Test post please ignore
Setting up a static site is easy, converting from Markdown to HTML is easy, but doing both together still yields a project with impressive complexity.
I’ve experienced:
- Jekyll: supported by GitHub pages natively, but otherwise annoying to set up (just install Ruby! Also that requires appending stuff to your .bashrc because Ruby Gems).
- Hugo: I actually got this working somewhat easily. After dealing with both Hugo and Jekyll I think I preferred Hugo slightly.

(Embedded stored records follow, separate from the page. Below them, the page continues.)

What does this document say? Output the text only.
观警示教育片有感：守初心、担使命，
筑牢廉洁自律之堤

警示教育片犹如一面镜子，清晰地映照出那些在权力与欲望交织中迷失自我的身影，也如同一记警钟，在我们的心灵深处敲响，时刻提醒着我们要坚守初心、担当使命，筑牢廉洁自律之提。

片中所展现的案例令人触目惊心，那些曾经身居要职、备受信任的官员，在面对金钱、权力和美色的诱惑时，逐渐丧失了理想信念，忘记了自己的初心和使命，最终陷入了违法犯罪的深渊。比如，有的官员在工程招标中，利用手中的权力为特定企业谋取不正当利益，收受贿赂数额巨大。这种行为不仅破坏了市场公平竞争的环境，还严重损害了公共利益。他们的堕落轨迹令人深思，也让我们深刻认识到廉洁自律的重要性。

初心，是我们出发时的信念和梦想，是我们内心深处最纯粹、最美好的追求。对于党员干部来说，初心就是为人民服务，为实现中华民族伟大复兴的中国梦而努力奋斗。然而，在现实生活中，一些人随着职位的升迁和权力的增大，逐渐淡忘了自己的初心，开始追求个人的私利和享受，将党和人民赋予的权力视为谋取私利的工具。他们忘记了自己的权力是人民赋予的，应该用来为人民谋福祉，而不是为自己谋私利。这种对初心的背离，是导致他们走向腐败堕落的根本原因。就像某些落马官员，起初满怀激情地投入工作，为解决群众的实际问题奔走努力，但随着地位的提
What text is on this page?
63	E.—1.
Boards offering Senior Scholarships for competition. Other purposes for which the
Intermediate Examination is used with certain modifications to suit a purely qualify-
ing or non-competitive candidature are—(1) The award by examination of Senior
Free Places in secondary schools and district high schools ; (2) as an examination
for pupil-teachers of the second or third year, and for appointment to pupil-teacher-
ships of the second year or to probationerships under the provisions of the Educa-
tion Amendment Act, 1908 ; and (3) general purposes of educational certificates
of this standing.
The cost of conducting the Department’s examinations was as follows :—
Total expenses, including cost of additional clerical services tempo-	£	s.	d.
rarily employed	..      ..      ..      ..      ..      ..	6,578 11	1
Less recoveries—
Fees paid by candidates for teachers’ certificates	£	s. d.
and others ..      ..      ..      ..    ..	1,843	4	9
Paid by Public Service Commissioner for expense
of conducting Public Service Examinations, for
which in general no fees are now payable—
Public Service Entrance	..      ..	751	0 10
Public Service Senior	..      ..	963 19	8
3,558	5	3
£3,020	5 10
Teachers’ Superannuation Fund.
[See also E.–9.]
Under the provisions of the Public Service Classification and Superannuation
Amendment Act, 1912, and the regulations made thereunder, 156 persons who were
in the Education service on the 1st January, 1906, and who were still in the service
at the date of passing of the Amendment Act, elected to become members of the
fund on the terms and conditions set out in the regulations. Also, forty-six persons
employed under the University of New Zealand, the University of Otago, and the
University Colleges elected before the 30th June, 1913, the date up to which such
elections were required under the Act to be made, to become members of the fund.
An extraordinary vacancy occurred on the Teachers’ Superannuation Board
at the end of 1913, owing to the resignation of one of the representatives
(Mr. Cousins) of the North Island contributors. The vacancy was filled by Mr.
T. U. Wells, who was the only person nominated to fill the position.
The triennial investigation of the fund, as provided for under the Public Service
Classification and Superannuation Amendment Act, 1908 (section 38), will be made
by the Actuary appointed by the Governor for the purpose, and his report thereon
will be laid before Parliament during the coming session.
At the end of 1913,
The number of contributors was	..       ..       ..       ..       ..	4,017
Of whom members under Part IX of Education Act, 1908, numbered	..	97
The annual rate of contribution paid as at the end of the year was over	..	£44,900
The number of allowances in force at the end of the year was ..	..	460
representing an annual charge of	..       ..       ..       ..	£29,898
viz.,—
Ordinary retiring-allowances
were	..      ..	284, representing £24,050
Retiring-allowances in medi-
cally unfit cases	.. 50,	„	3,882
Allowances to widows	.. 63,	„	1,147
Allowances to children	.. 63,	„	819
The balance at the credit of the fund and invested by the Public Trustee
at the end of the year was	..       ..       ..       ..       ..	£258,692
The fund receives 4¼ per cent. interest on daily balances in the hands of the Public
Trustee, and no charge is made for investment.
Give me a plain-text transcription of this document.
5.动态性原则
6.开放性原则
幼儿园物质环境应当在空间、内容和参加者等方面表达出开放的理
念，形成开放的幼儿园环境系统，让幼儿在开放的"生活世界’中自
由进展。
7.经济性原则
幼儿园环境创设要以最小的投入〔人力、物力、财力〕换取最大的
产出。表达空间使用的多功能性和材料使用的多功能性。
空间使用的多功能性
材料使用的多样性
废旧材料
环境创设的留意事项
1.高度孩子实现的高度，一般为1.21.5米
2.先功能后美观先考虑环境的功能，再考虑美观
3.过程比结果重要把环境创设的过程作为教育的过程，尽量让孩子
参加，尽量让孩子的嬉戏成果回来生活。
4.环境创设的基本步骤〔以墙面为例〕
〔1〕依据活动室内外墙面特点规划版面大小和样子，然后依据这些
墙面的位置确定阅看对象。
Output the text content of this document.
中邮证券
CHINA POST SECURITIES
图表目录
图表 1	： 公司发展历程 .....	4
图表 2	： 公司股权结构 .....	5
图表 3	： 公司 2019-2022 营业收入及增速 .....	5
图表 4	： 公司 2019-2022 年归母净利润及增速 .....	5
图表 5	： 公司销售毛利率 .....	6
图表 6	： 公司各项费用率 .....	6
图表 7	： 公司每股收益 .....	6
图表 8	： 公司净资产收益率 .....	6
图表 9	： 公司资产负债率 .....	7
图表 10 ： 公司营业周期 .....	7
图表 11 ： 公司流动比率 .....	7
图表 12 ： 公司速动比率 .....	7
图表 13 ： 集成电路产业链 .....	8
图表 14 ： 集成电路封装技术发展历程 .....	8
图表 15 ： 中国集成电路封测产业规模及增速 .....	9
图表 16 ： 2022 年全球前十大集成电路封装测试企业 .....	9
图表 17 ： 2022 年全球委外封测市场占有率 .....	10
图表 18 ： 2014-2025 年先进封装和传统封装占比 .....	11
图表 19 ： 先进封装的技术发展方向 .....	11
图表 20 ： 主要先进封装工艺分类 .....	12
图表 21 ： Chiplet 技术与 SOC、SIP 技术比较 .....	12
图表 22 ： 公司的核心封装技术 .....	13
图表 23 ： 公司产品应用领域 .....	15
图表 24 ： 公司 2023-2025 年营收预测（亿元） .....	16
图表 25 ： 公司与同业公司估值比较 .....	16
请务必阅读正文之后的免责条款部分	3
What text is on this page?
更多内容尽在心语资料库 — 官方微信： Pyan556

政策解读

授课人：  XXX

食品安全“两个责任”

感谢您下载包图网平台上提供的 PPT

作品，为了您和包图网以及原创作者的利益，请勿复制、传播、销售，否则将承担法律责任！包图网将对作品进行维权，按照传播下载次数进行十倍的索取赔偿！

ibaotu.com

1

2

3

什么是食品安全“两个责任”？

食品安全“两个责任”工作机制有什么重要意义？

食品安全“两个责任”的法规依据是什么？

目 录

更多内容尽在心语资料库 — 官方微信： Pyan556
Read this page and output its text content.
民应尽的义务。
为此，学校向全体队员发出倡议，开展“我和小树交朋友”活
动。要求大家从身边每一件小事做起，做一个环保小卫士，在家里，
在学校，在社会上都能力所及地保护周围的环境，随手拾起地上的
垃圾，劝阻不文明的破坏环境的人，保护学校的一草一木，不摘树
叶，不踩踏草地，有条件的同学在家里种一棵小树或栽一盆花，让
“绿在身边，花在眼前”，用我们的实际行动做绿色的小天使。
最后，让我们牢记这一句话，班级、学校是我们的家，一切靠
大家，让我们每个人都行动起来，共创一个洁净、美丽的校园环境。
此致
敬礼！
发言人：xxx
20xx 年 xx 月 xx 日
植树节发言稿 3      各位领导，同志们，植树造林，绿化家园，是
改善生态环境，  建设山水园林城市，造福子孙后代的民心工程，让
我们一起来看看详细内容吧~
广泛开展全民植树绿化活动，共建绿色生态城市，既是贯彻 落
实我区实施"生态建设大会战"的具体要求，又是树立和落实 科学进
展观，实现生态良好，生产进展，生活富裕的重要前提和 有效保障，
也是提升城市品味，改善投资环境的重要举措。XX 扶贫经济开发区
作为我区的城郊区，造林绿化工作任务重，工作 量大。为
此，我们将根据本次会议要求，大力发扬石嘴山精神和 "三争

- Gatsby: Imagine wanting to make a static site from Markdown, finding a project that claims to do that and a couple other things, running
npm install gatsby
, and finding your node_modules/
folder 1900 packages heavier. 1900!!
- markdown-it: what I probably should have used, given I just wanted a markdown repository.
- GitHub: In theory I could just create a repo with a bunch of markdown files and use GitHub’s built-in code browser to sift through it all. Would that be negative nerd cred, though?
In the end I stuck with Jekyll. At least GitHub takes care of the build chain here, and there are a few themes to choose from when I realize my DIY barebones CSS is awful. Plus look at this fancy syntax highlighting:
const woot = () => {
console.log(`This is a test`);
return 4;
}
This setup is simple enough to mark down as done.